Strona główna » Aktualności » Kmiecik: Troszkę spaliła nas chęć zwycięstwa

Kmiecik: Troszkę spaliła nas chęć zwycięstwa

Data publikacji: 10-12-2016 23:32



Wisła Kraków zremisowała z Cracovią 1:1 w 195. derbach Krakowa. Wiślacy prowadzili po golu Brleka, a w drugiej połowie wyrównał Piątek. O krótkie podsumowanie meczu poproszony został Kazimierz Kmiecik.

Fot. Przemek Marczewski Fot. Przemek Marczewski

„Chcę pochwalić zawodników za walkę. Od tygodnia przygotowywaliśmy się do meczu i być może spaliła naszych graczy chęć zwycięstwa. Wynik trzeba szanować, mamy jeden punkt i gramy dalej” - krótko, acz zwięźle stwierdził szkoleniowiec gospodarzy.
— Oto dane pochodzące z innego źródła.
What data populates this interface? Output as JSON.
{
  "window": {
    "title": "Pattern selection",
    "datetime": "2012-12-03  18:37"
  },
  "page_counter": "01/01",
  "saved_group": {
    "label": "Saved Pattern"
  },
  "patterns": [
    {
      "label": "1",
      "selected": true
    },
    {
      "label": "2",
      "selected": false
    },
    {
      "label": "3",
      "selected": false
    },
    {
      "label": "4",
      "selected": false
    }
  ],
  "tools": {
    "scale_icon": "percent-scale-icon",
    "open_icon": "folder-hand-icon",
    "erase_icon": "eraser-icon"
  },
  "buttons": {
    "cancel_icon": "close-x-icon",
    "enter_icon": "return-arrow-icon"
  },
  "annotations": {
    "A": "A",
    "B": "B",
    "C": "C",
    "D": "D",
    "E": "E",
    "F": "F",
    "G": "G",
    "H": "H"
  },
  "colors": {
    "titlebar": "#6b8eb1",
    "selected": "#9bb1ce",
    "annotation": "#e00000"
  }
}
Czy można mówić o stracie dwóch punktów przez Wiślaków? „Chcieliśmy ten mecz wygrać, cały tydzień przygotowywaliśmy się do tego, być może się przemotywowaliśmy. Trzeba się cieszyć z punktu, bo jak nie da się wygrać to trzeba zremisować”.
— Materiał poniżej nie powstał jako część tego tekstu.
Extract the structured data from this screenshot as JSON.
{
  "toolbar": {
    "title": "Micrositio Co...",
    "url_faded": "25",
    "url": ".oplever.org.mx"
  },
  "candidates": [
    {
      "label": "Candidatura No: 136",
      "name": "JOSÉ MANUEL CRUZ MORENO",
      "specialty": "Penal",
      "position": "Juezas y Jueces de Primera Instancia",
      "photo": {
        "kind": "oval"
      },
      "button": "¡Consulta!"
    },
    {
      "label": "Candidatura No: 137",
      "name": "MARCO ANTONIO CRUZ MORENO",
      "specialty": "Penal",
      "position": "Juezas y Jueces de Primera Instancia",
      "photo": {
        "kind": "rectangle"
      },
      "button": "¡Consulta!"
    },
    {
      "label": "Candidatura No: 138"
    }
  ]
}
„Zabrakło nam sekund do zmiany”

Wisła przyjęła dziś podobną taktykę, jak w meczu z Lechią - mądra obrona z liczeniem na kontry. W drugiej połowie brakowało jednak sytuacji, by wynik podwyższyć. „Zależało nam na strzeleniu drugiej bramki. Mieliśmy okazję, gdy Arek Głowacki główkował. Potem widać było, że drużyna chce utrzymać wynik, choć nie tego wymagaliśmy. Niestety, prowadzenia nie udało się dowieźć” - żałował Kmiecik.
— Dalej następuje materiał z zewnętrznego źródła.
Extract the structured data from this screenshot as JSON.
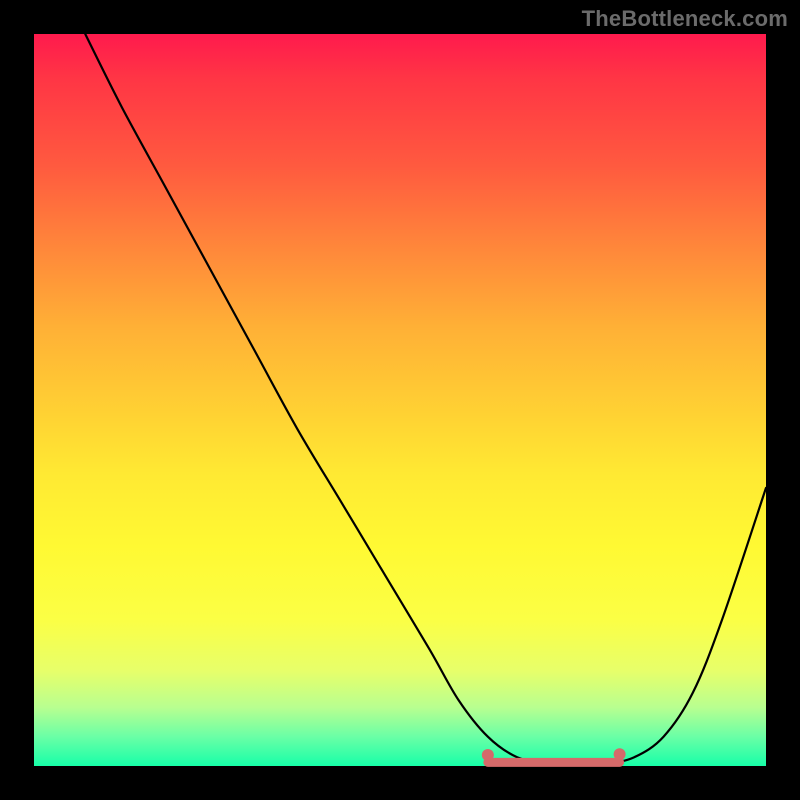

Przy straconym golu zawinił nieco Boban Jović, który wystąpił w dzisiejszym spotkaniu na własne życzenie. Słoweniec był już przeznaczony do opuszczenia boiska, lecz Krzysztof Piątek zdołał wykorzytać jego błąd i pokonał Załuskę. „Mieliśmy zamiar zmienić Bobana wcześniej, Kuba stał już do zmiany, ale piłka nie opuśicła placu gry i nie było ku temu okazji. Boban był chory, miał gorączkę. Widać było, że już brakuje mu siły. Chcieliśmy go zmienić, ale nie zdążyliśmy” - kręcił głową najlepszy strzelec w historii Białej Gwiazdy.